Personal information
- Full name: Haji Zainuddin bin Haji Kassim
- Date of birth: 1 November 1965 (age 60)
- Place of birth: Brunei
- Position: Striker

Senior career*
- Years: Team / Apps / (Gls)
- Brunei

International career^{‡}
- Brunei / ? / (3+)

Managerial career
- 1988: Brunei (player-coach)
- 2001: Brunei
- 2004: Brunei
- 2008–2011: AM Gunners
- 2011: Brunei U19
- 2013: Brunei U23 (assistant coach)
- 2020: Brunei (assistant coach)

= Zainuddin Kassim =

Bruneian footballer

Haji Zainuddin bin Haji Kassim is a Bruneian former national football player and current coach.

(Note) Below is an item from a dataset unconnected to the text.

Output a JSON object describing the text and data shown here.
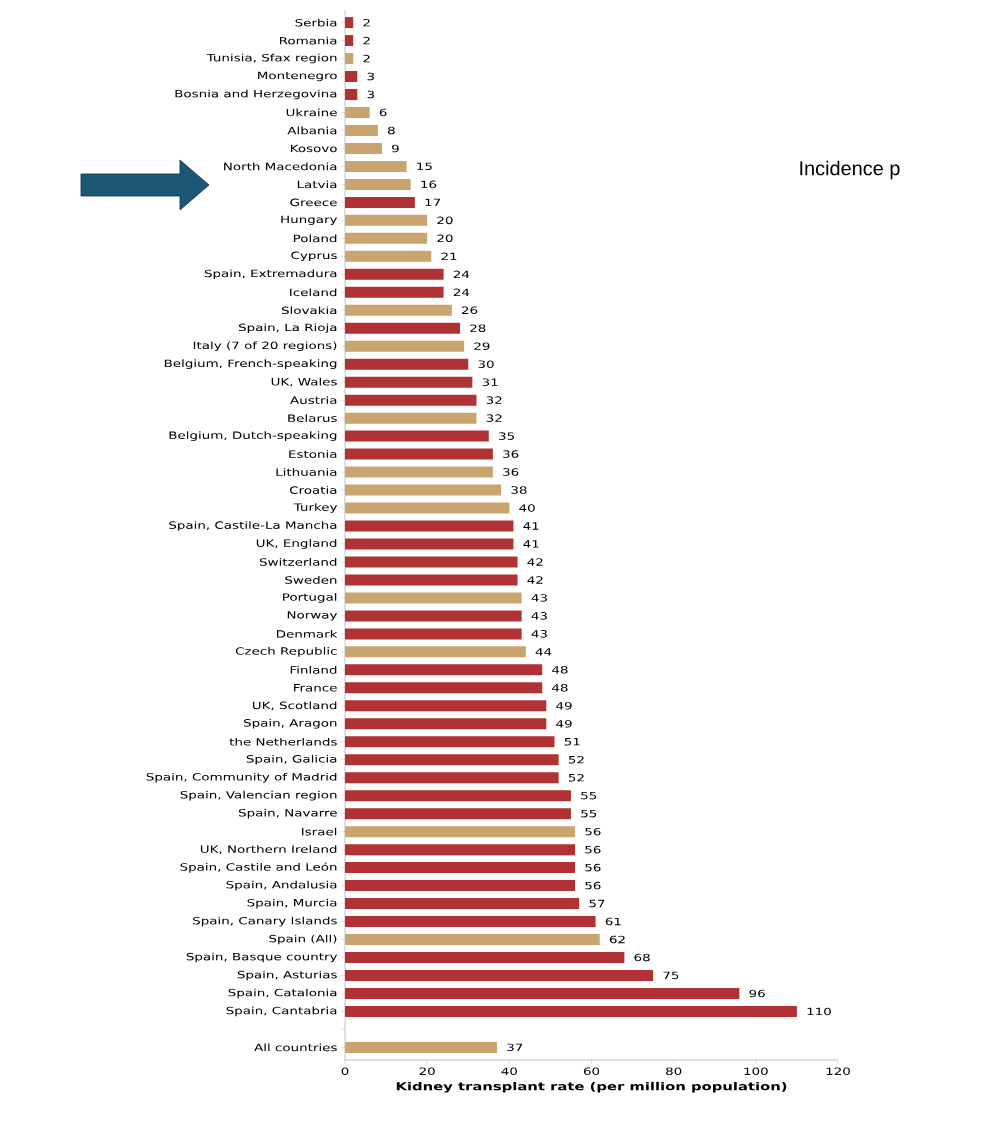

Zainuddin played as a striker for the Bruneian representative team in the Malaysia league in the 80s and 90s. He made several appearances for the national side, and scored a goal in a 1986 World Cup qualifier against Hong Kong.

Zainuddin became a football coach afterwards. After a coaching stint for Brunei's M-League side while still registered as a player in 1988, he took charge of the national team for 6 games at the 2002 World Cup qualifying. He then turned to club football in 2008 with AM Gunners, coaching them until 2011 when the season was aborted abruptly. He was appointed Brunei Under-19 head coach in 2011, followed by being Brunei Under-23 assistant coach in 2013.

In 2020, he was appointed assistant coach of the Brunei national football team headed by Ali Hj Mustafa.